The two frameworks have, however, common origins in the broader policy concern about the taxation of cross-border digital activity. Both reflect the proposition that the customer jurisdiction has legitimate claim to tax revenue from digital activity occurring within its borders, with the framework choices differing principally in the type of tax (consumption vs income), the timing of collection (transaction-by-transaction vs annual), and the institutional architecture (registration-and-collection vs reallocation of taxing rights).
The VAT framework has been substantially more successful in operational terms. The Pillar One framework, addressed at corporate income tax, has been delayed and remains in significant respects unimplemented. The VAT framework, addressed at consumption tax, has been progressively implemented across the OECD and is now operational in most major jurisdictions. The contrast reflects, in part, the structural simplicity of consumption tax compared with the more complex coordination required for corporate income tax reallocation.
Implications for cross-border digital businesses
For cross-border digital businesses, the operational implications of the One-Stop-Shop framework are now substantially internalised. Major businesses have built dedicated VAT compliance functions, smaller businesses use third-party services, and the compliance burden is treated as an ordinary cost of cross-border operation rather than as a strategic consideration.
The principal residual considerations are: ensuring that customer location determinations are accurate and supportable; maintaining current rate tables across the relevant jurisdictions; managing the periodic filing obligations under the One-Stop-Shop registrations; and addressing audits when they arise. Each of these is a routine operational matter rather than a strategic one.
The strategic implications, where they exist, relate principally to the choice of registration jurisdiction within the European OSS. The choice has implications for the supplier's interactions with the registration tax authority, for the local language of administrative correspondence, and for the practical operation of the framework. Most major cross-border digital businesses have made these choices and have stabilised their operational position; new entrants face the choice as part of their cross-border launch.

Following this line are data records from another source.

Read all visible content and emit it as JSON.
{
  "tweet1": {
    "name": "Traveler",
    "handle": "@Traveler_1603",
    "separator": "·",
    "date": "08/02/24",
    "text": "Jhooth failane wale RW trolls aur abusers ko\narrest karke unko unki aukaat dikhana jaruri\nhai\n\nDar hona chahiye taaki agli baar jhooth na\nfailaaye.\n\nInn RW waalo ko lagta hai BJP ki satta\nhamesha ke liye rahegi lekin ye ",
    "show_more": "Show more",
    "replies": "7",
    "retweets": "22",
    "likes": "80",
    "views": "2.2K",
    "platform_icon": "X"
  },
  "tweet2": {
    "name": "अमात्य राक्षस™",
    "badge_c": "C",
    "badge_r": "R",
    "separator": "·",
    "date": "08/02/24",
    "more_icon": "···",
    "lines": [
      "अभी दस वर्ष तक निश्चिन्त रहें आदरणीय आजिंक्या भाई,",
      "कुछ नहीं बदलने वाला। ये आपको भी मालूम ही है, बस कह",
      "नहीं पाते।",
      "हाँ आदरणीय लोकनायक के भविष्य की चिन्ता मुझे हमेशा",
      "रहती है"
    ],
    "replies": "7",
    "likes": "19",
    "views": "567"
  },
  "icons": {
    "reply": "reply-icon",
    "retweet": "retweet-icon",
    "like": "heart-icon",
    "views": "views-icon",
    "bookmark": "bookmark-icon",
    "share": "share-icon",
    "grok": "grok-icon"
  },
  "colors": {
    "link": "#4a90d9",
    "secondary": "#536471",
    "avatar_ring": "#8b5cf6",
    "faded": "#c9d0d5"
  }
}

Forward-looking observations
The trajectory of the VAT framework for digital services through the second half of the 2020s is one of continued operational refinement rather than fundamental change. The European OSS will continue to operate with periodic adjustments. The non-EU regimes will continue to expand to additional jurisdictions and to additional categories of supply. The platform liability provisions will continue to evolve as digital intermediation patterns change.

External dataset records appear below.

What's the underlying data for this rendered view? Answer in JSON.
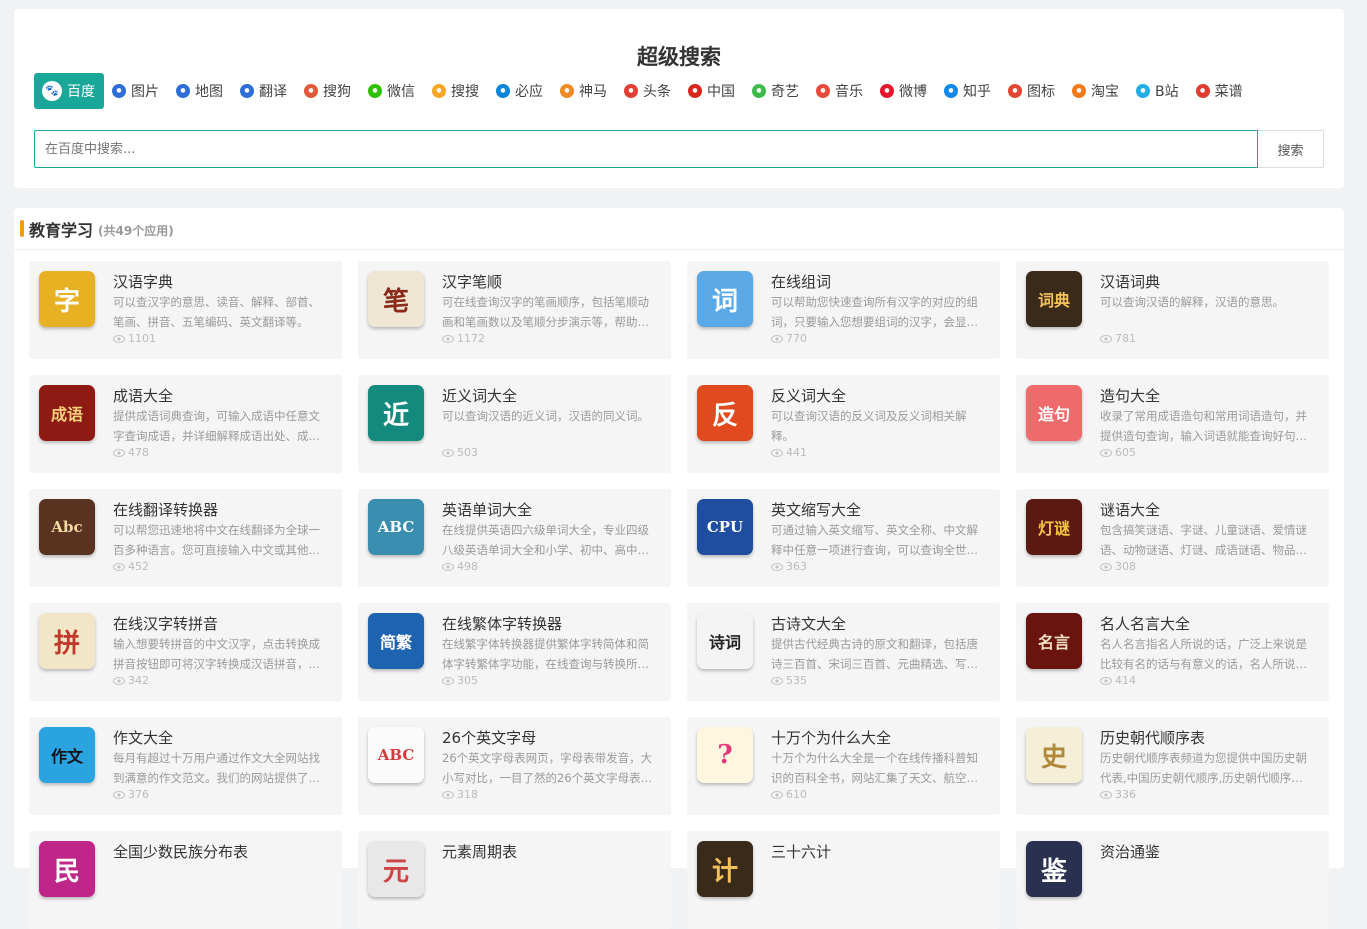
{
  "search": {
    "title": "超级搜索",
    "placeholder": "在百度中搜索...",
    "button_label": "搜索",
    "engines": [
      {
        "label": "百度",
        "icon": "baidu-paw-icon",
        "color": "#2f6dd6",
        "active": true
      },
      {
        "label": "图片",
        "icon": "baidu-paw-icon",
        "color": "#2f6dd6"
      },
      {
        "label": "地图",
        "icon": "baidu-paw-icon",
        "color": "#2f6dd6"
      },
      {
        "label": "翻译",
        "icon": "baidu-paw-icon",
        "color": "#2f6dd6"
      },
      {
        "label": "搜狗",
        "icon": "sogou-icon",
        "color": "#e0593b"
      },
      {
        "label": "微信",
        "icon": "wechat-icon",
        "color": "#2dc100"
      },
      {
        "label": "搜搜",
        "icon": "soso-icon",
        "color": "#f5a623"
      },
      {
        "label": "必应",
        "icon": "bing-icon",
        "color": "#0a84d8"
      },
      {
        "label": "神马",
        "icon": "shenma-icon",
        "color": "#f08a24"
      },
      {
        "label": "头条",
        "icon": "toutiao-icon",
        "color": "#e33e33"
      },
      {
        "label": "中国",
        "icon": "chinaso-icon",
        "color": "#d8261b"
      },
      {
        "label": "奇艺",
        "icon": "iqiyi-icon",
        "color": "#3dbb4a"
      },
      {
        "label": "音乐",
        "icon": "music-icon",
        "color": "#e84a3a"
      },
      {
        "label": "微博",
        "icon": "weibo-icon",
        "color": "#e6162d"
      },
      {
        "label": "知乎",
        "icon": "zhihu-icon",
        "color": "#0f88eb"
      },
      {
        "label": "图标",
        "icon": "iconfont-icon",
        "color": "#e2452f"
      },
      {
        "label": "淘宝",
        "icon": "taobao-icon",
        "color": "#f27a1a"
      },
      {
        "label": "B站",
        "icon": "bilibili-icon",
        "color": "#23ade5"
      },
      {
        "label": "菜谱",
        "icon": "recipe-icon",
        "color": "#e03c31"
      }
    ]
  },
  "panel": {
    "title": "教育学习",
    "count": "(共49个应用)",
    "apps": [
      {
        "name": "汉语字典",
        "desc": "可以查汉字的意思、读音、解释、部首、笔画、拼音、五笔编码、英文翻译等。",
        "views": "1101",
        "icon": "dictionary-book-icon",
        "glyph": "字",
        "bg": "#e8b023",
        "fg": "#fff"
      },
      {
        "name": "汉字笔顺",
        "desc": "可在线查询汉字的笔画顺序，包括笔顺动画和笔画数以及笔顺分步演示等，帮助…",
        "views": "1172",
        "icon": "brush-stroke-icon",
        "glyph": "笔",
        "bg": "#efe6d4",
        "fg": "#8b2a1a"
      },
      {
        "name": "在线组词",
        "desc": "可以帮助您快速查询所有汉字的对应的组词，只要输入您想要组词的汉字，会显…",
        "views": "770",
        "icon": "graduation-cap-icon",
        "glyph": "词",
        "bg": "#5aa9e6",
        "fg": "#fff"
      },
      {
        "name": "汉语词典",
        "desc": "可以查询汉语的解释，汉语的意思。",
        "views": "781",
        "icon": "chinese-dictionary-icon",
        "glyph": "词典",
        "bg": "#3a2a1a",
        "fg": "#f2c15a"
      },
      {
        "name": "成语大全",
        "desc": "提供成语词典查询，可输入成语中任意文字查询成语，并详细解释成语出处、成…",
        "views": "478",
        "icon": "idiom-book-icon",
        "glyph": "成语",
        "bg": "#8e1a14",
        "fg": "#f4d27a"
      },
      {
        "name": "近义词大全",
        "desc": "可以查询汉语的近义词，汉语的同义词。",
        "views": "503",
        "icon": "synonym-icon",
        "glyph": "近",
        "bg": "#14897d",
        "fg": "#fff"
      },
      {
        "name": "反义词大全",
        "desc": "可以查询汉语的反义词及反义词相关解释。",
        "views": "441",
        "icon": "antonym-icon",
        "glyph": "反",
        "bg": "#e04a1e",
        "fg": "#fff"
      },
      {
        "name": "造句大全",
        "desc": "收录了常用成语造句和常用词语造句，并提供造句查询，输入词语就能查询好句…",
        "views": "605",
        "icon": "sentence-icon",
        "glyph": "造句",
        "bg": "#ef6a6a",
        "fg": "#fff"
      },
      {
        "name": "在线翻译转换器",
        "desc": "可以帮您迅速地将中文在线翻译为全球一百多种语言。您可直接输入中文或其他…",
        "views": "452",
        "icon": "translator-icon",
        "glyph": "Abc",
        "bg": "#5a3320",
        "fg": "#f0d9a0"
      },
      {
        "name": "英语单词大全",
        "desc": "在线提供英语四六级单词大全，专业四级八级英语单词大全和小学、初中、高中…",
        "views": "498",
        "icon": "abc-book-icon",
        "glyph": "ABC",
        "bg": "#3a8fb0",
        "fg": "#fff"
      },
      {
        "name": "英文缩写大全",
        "desc": "可通过输入英文缩写、英文全称、中文解释中任意一项进行查询，可以查询全世…",
        "views": "363",
        "icon": "cpu-abbreviation-icon",
        "glyph": "CPU",
        "bg": "#1f4ea1",
        "fg": "#fff"
      },
      {
        "name": "谜语大全",
        "desc": "包含搞笑谜语、字谜、儿童谜语、爱情谜语、动物谜语、灯谜、成语谜语、物品…",
        "views": "308",
        "icon": "lantern-riddle-icon",
        "glyph": "灯谜",
        "bg": "#5a1a12",
        "fg": "#f5c542"
      },
      {
        "name": "在线汉字转拼音",
        "desc": "输入想要转拼音的中文汉字，点击转换成拼音按钮即可将汉字转换成汉语拼音，…",
        "views": "342",
        "icon": "pinyin-bear-icon",
        "glyph": "拼",
        "bg": "#f2e6c8",
        "fg": "#c0392b"
      },
      {
        "name": "在线繁体字转换器",
        "desc": "在线繁字体转换器提供繁体字转简体和简体字转繁体字功能，在线查询与转换所…",
        "views": "305",
        "icon": "traditional-chinese-icon",
        "glyph": "简繁",
        "bg": "#1d63b0",
        "fg": "#fff"
      },
      {
        "name": "古诗文大全",
        "desc": "提供古代经典古诗的原文和翻译，包括唐诗三百首、宋词三百首、元曲精选、写…",
        "views": "535",
        "icon": "poetry-icon",
        "glyph": "诗词",
        "bg": "#f4f4f4",
        "fg": "#222"
      },
      {
        "name": "名人名言大全",
        "desc": "名人名言指名人所说的话，广泛上来说是比较有名的话与有意义的话，名人所说…",
        "views": "414",
        "icon": "famous-quotes-icon",
        "glyph": "名言",
        "bg": "#6a1410",
        "fg": "#f1e0c0"
      },
      {
        "name": "作文大全",
        "desc": "每月有超过十万用户通过作文大全网站找到满意的作文范文。我们的网站提供了…",
        "views": "376",
        "icon": "composition-icon",
        "glyph": "作文",
        "bg": "#2aa3e0",
        "fg": "#111"
      },
      {
        "name": "26个英文字母",
        "desc": "26个英文字母表网页，字母表带发音，大小写对比，一目了然的26个英文字母表…",
        "views": "318",
        "icon": "alphabet-icon",
        "glyph": "ABC",
        "bg": "#fbfbfb",
        "fg": "#d63a3a"
      },
      {
        "name": "十万个为什么大全",
        "desc": "十万个为什么大全是一个在线传播科普知识的百科全书，网站汇集了天文、航空…",
        "views": "610",
        "icon": "question-marks-icon",
        "glyph": "?",
        "bg": "#fff6e0",
        "fg": "#e23a7a"
      },
      {
        "name": "历史朝代顺序表",
        "desc": "历史朝代顺序表频道为您提供中国历史朝代表,中国历史朝代顺序,历史朝代顺序…",
        "views": "336",
        "icon": "bamboo-scroll-icon",
        "glyph": "史",
        "bg": "#f6efd8",
        "fg": "#b08a3a"
      },
      {
        "name": "全国少数民族分布表",
        "desc": "",
        "views": "",
        "icon": "ethnic-icon",
        "glyph": "民",
        "bg": "#c0268a",
        "fg": "#fff"
      },
      {
        "name": "元素周期表",
        "desc": "",
        "views": "",
        "icon": "periodic-table-icon",
        "glyph": "元",
        "bg": "#e8e8e8",
        "fg": "#c44"
      },
      {
        "name": "三十六计",
        "desc": "",
        "views": "",
        "icon": "strategy-icon",
        "glyph": "计",
        "bg": "#3a2a1a",
        "fg": "#f2c15a"
      },
      {
        "name": "资治通鉴",
        "desc": "",
        "views": "",
        "icon": "history-book-icon",
        "glyph": "鉴",
        "bg": "#2a3050",
        "fg": "#fff"
      }
    ]
  }
}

The framework's effect on cross-border digital activity has been to increase the share of activity within formal VAT compliance and to reduce the competitive distortion between cross-border and domestic suppliers. The effect has been substantially achieved, and the marginal returns from further framework development are diminishing. The framework's success is, in some respects, measured by its invisibility: cross-border digital businesses now operate under the framework as a matter of routine, with VAT compliance integrated into ordinary commercial operation.
For the practitioner working in cross-border digital business, the framework is a known operational requirement rather than an evolving area of doctrine. The maintenance of compliance is more important than the analysis of doctrine, and the principal advisory function is operational rather than strategic. The framework has, in this sense, succeeded in becoming infrastructure: present, functional, and largely outside daily attention.